Tiene narices la cosa. Una compañía que le fue arrebatada al Estado español terminaría teniendo como accionista de referencia al Estado saudí (o lo que es lo mismo, la familia real saudí). Algo parecido ha ocurrido con Endesa, el privatizado gigante del sector eléctrico y gasístico español, que hoy es propiedad en un 70% de la eléctrica italiana Enel, cuyo principal accionista es el Estado italiano. Sin embargo, en el caso de Telefónica estamos hablando de un Estado extracomunitario que incumple los estándares democráticos más elementales y cuyo régimen se mueve en la opacidad absoluta. Recordemos al respecto que, hace bien poco, la Fiscalía Anticorrupción española archivó la investigación contra Juan Carlos I por la comisión del AVE a La Meca alegando que Arabia Saudí se había negado a aportar la documentación bancaria reclamada por el fiscal. Y ahora, como si nada, los Al Saud pretenden poseer la tajada más grande de la primera compañia de telecos de España y la cuarta de Europa.
La satrapía saudí ha mantenido una relación estrecha con la Corona española, labrada durante el reinado de Juan Carlos, y ha tratado de lavar su imagen internacional a punta de petrodólares, entre otras cosas con inversiones astronómicas en patrocinios deportivos (STC en concreto ha patrocinado al Real Madrid). El país árabe ha conseguido llevarse a su territorio la Supercopa del fútbol español a cambio de un desembolso multimillonario a la Real Federación Española de Fútbol, gracias a los buenos oficios, por llamarlos de alguna manera, del hoy caído en desgracia Luis Rubiales y Gerard Piqué.

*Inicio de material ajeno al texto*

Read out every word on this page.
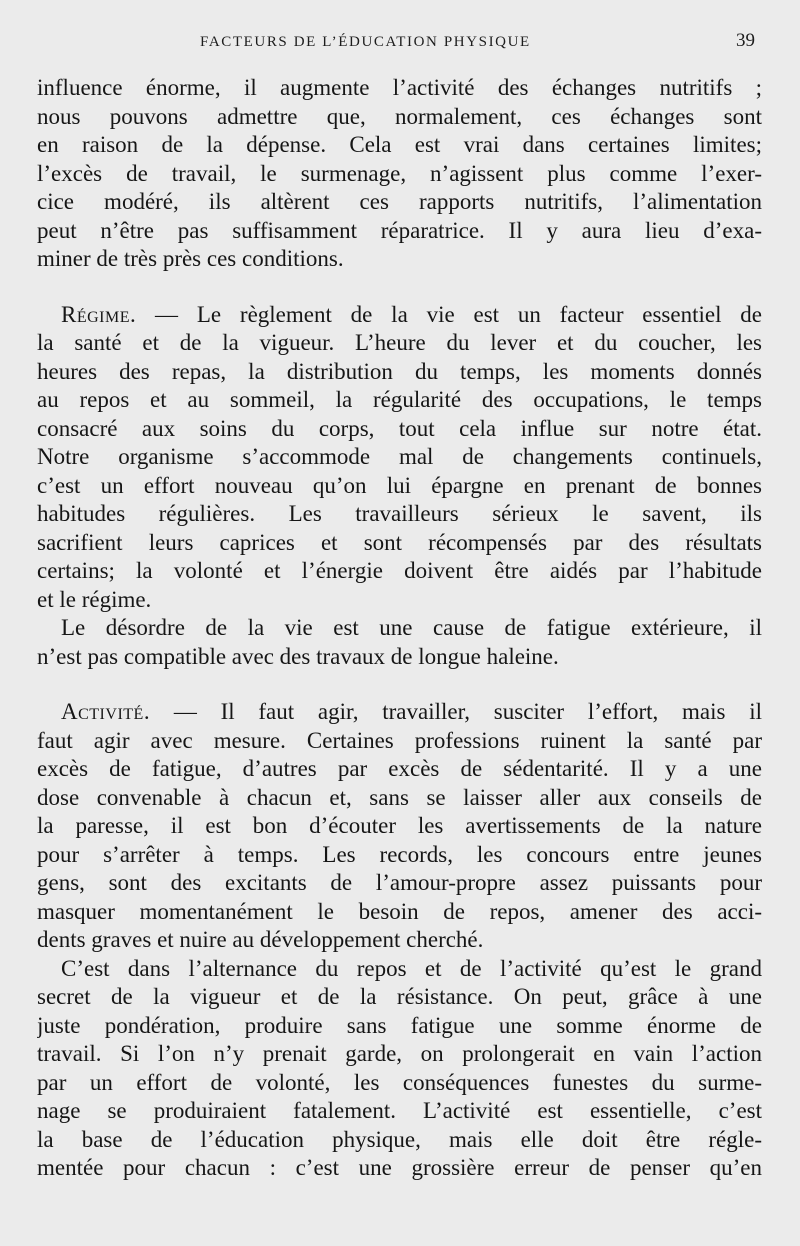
FACTEURS DE L’ÉDUCATION PHYSIQUE	39
influence énorme, il augmente l’activité des échanges nutritifs ;
nous pouvons admettre que, normalement, ces échanges sont
en raison de la dépense. Cela est vrai dans certaines limites;
l’excès de travail, le surmenage, n’agissent plus comme l’exer-
cice modéré, ils altèrent ces rapports nutritifs, l’alimentation
peut n’être pas suffisamment réparatrice. Il y aura lieu d’exa-
miner de très près ces conditions.
Régime. — Le règlement de la vie est un facteur essentiel de
la santé et de la vigueur. L’heure du lever et du coucher, les
heures des repas, la distribution du temps, les moments donnés
au repos et au sommeil, la régularité des occupations, le temps
consacré aux soins du corps, tout cela influe sur notre état.
Notre organisme s’accommode mal de changements continuels,
c’est un effort nouveau qu’on lui épargne en prenant de bonnes
habitudes régulières. Les travailleurs sérieux le savent, ils
sacrifient leurs caprices et sont récompensés par des résultats
certains; la volonté et l’énergie doivent être aidés par l’habitude
et le régime.
Le désordre de la vie est une cause de fatigue extérieure, il
n’est pas compatible avec des travaux de longue haleine.
Activité. — Il faut agir, travailler, susciter l’effort, mais il
faut agir avec mesure. Certaines professions ruinent la santé par
excès de fatigue, d’autres par excès de sédentarité. Il y a une
dose convenable à chacun et, sans se laisser aller aux conseils de
la paresse, il est bon d’écouter les avertissements de la nature
pour s’arrêter à temps. Les records, les concours entre jeunes
gens, sont des excitants de l’amour-propre assez puissants pour
masquer momentanément le besoin de repos, amener des acci-
dents graves et nuire au développement cherché.
C’est dans l’alternance du repos et de l’activité qu’est le grand
secret de la vigueur et de la résistance. On peut, grâce à une
juste pondération, produire sans fatigue une somme énorme de
travail. Si l’on n’y prenait garde, on prolongerait en vain l’action
par un effort de volonté, les conséquences funestes du surme-
nage se produiraient fatalement. L’activité est essentielle, c’est
la base de l’éducation physique, mais elle doit être régle-
mentée pour chacun : c’est une grossière erreur de penser qu’en
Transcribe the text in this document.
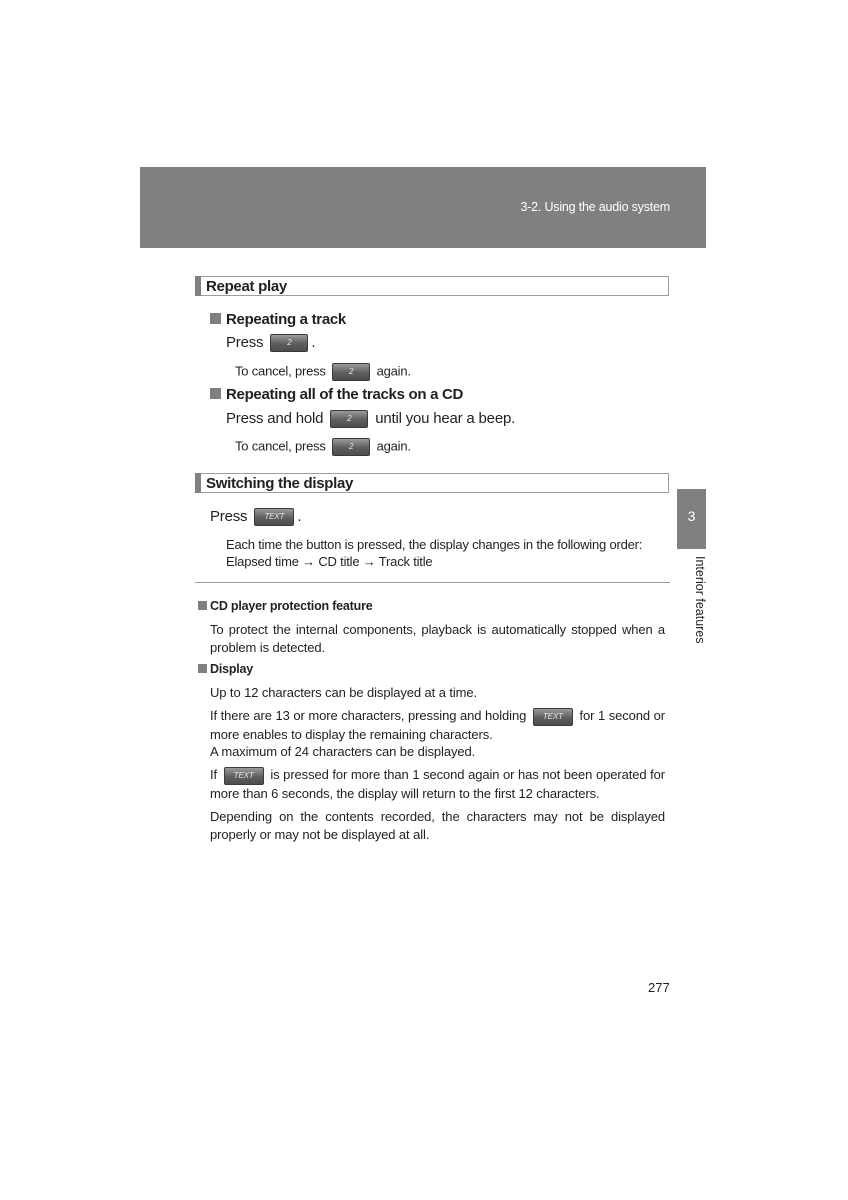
3-2. Using the audio system
3
Interior features
Repeat play
Repeating a track
Press	2 .
To cancel, press	2 again.
Repeating all of the tracks on a CD
Press and hold	2 until you hear a beep.
To cancel, press	2 again.
Switching the display
Press TEXT .
Each time the button is pressed, the display changes in the following order:
Elapsed time → CD title → Track title
CD player protection feature
To protect the internal components, playback is automatically stopped when a problem is detected.
Display
Up to 12 characters can be displayed at a time.
If there are 13 or more characters, pressing and holding TEXT for 1 second or more enables to display the remaining characters.
A maximum of 24 characters can be displayed.
If TEXT is pressed for more than 1 second again or has not been operated for more than 6 seconds, the display will return to the first 12 characters.
Depending on the contents recorded, the characters may not be displayed properly or may not be displayed at all.
277
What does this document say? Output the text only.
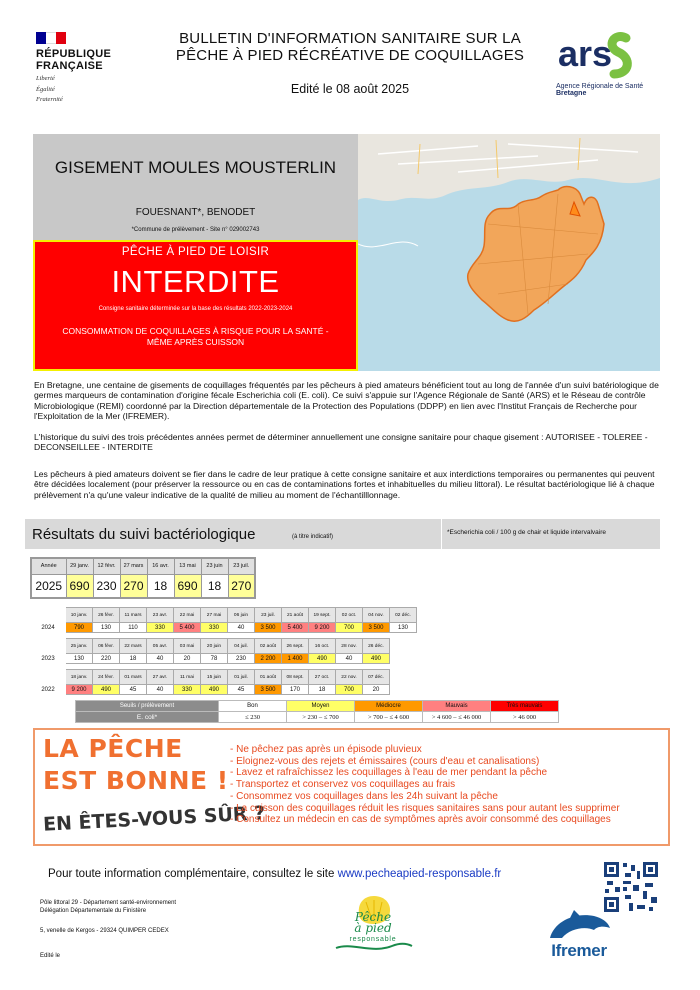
RÉPUBLIQUE
FRANÇAISE
Liberté
Égalité
Fraternité
BULLETIN D'INFORMATION SANITAIRE SUR LA
PÊCHE À PIED RÉCRÉATIVE DE COQUILLAGES
Edité le 08 août 2025
ars
Agence Régionale de Santé
Bretagne
GISEMENT MOULES MOUSTERLIN
FOUESNANT*, BENODET
*Commune de prélèvement - Site n° 029002743
PÊCHE À PIED DE LOISIR
INTERDITE
Consigne sanitaire déterminée sur la base des résultats 2022-2023-2024
CONSOMMATION DE COQUILLAGES À RISQUE POUR LA SANTÉ - MÊME APRÈS CUISSON
En Bretagne, une centaine de gisements de coquillages fréquentés par les pêcheurs à pied amateurs bénéficient tout au long de l'année d'un suivi batériologique de germes marqueurs de contamination d'origine fécale Escherichia coli (E. coli). Ce suivi s'appuie sur l'Agence Régionale de Santé (ARS) et le Réseau de contrôle Microbiologique (REMI) coordonné par la Direction départementale de la Protection des Populations (DDPP) en lien avec l'Institut Français de Recherche pour l'Exploitation de la Mer (IFREMER).
L'historique du suivi des trois précédentes années permet de déterminer annuellement une consigne sanitaire pour chaque gisement : AUTORISEE - TOLEREE - DECONSEILLEE - INTERDITE
Les pêcheurs à pied amateurs doivent se fier dans le cadre de leur pratique à cette consigne sanitaire et aux interdictions temporaires ou permanentes qui peuvent être décidées localement (pour préserver la ressource ou en cas de contaminations fortes et inhabituelles du milieu littoral). Le résultat bactériologique lié à chaque prélèvement n'a qu'une valeur indicative de la qualité de milieu au moment de l'échantilllonnage.
Résultats du suivi bactériologique	(à titre indicatif)
*Escherichia coli / 100 g de chair et liquide intervalvaire
Année	29 janv.	12 févr.	27 mars	16 avr.	13 mai	23 juin	23 juil.
2025	690	230	270	18	690	18	270
	10 janv.	26 févr.	11 mars	23 avr.	22 mai	27 mai	06 juin	23 juil.	21 août	19 sept.	02 oct.	04 nov.	02 déc.
2024	790	130	110	330	5 400	330	40	3 500	5 400	9 200	700	3 500	130
	25 janv.	06 févr.	22 mars	05 avr.	03 mai	20 juin	04 juil.	02 août	26 sept.	16 oct.	28 nov.	26 déc.
2023	130	220	18	40	20	78	230	2 200	1 400	490	40	490
	18 janv.	24 févr.	01 mars	27 avr.	11 mai	15 juin	01 juil.	01 août	08 sept.	27 oct.	22 nov.	07 déc.
2022	9 200	490	45	40	330	490	45	3 500	170	18	700	20
Seuils / prélèvement	Bon	Moyen	Médiocre	Mauvais	Très mauvais
E. coli*	≤ 230	> 230 – ≤ 700	> 700 – ≤ 4 600	> 4 600 – ≤ 46 000	> 46 000
LA PÊCHE
EST BONNE !
EN ÊTES-VOUS SÛR ?
- Ne pêchez pas après un épisode pluvieux
- Eloignez-vous des rejets et émissaires (cours d'eau et canalisations)
- Lavez et rafraîchissez les coquillages à l'eau de mer pendant la pêche
- Transportez et conservez vos coquillages au frais
- Consommez vos coquillages dans les 24h suivant la pêche
- La cuisson des coquillages réduit les risques sanitaires sans pour autant les supprimer
- Consultez un médecin en cas de symptômes après avoir consommé des coquillages
Pour toute information complémentaire, consultez le site www.pecheapied-responsable.fr
Pôle littoral 29 - Département santé-environnement
Délégation Départementale du Finistère
5, venelle de Kergos - 29324 QUIMPER CEDEX
Edité le
Pêche
à pied
responsable
Ifremer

Algunos dirán –de hecho, ya lo están diciendo– que estamos en una economía de mercado y Arabia Saudí, como cualquier inversionista, tiene todo el derecho de comprar una participación en Telefónica más allá de las salvaguardas que quepan introducirse por razones estratégicas. Que eso de apelar a violaciones de derechos humanos o discriminaciones contra una parte de la población es propio de “progres trasnochados” y “buenistas de salón”. Son los mismos a los que en un futuro no muy lejano, cuando Washington y Bruselas erijan a China en el ‘enemigo público número uno de Occidente’, veremos vociferar a todo pulmón contra las violaciones de derechos en el país asiático para justificar el cierre de los mercados a los productos chinos. Sí: estamos en una economía de mercado. Pero esta constatación de lo evidente no debe impedir que recordemos cómo se produjo la expropiación de Telefónica a sus dueños originales, cómo unos pocos se forraron con la privatización y cómo una monarquía corrupta y despótica puede terminar convertida en el principal accionista de una compañía que fue ‘joya de la Corona’ de España.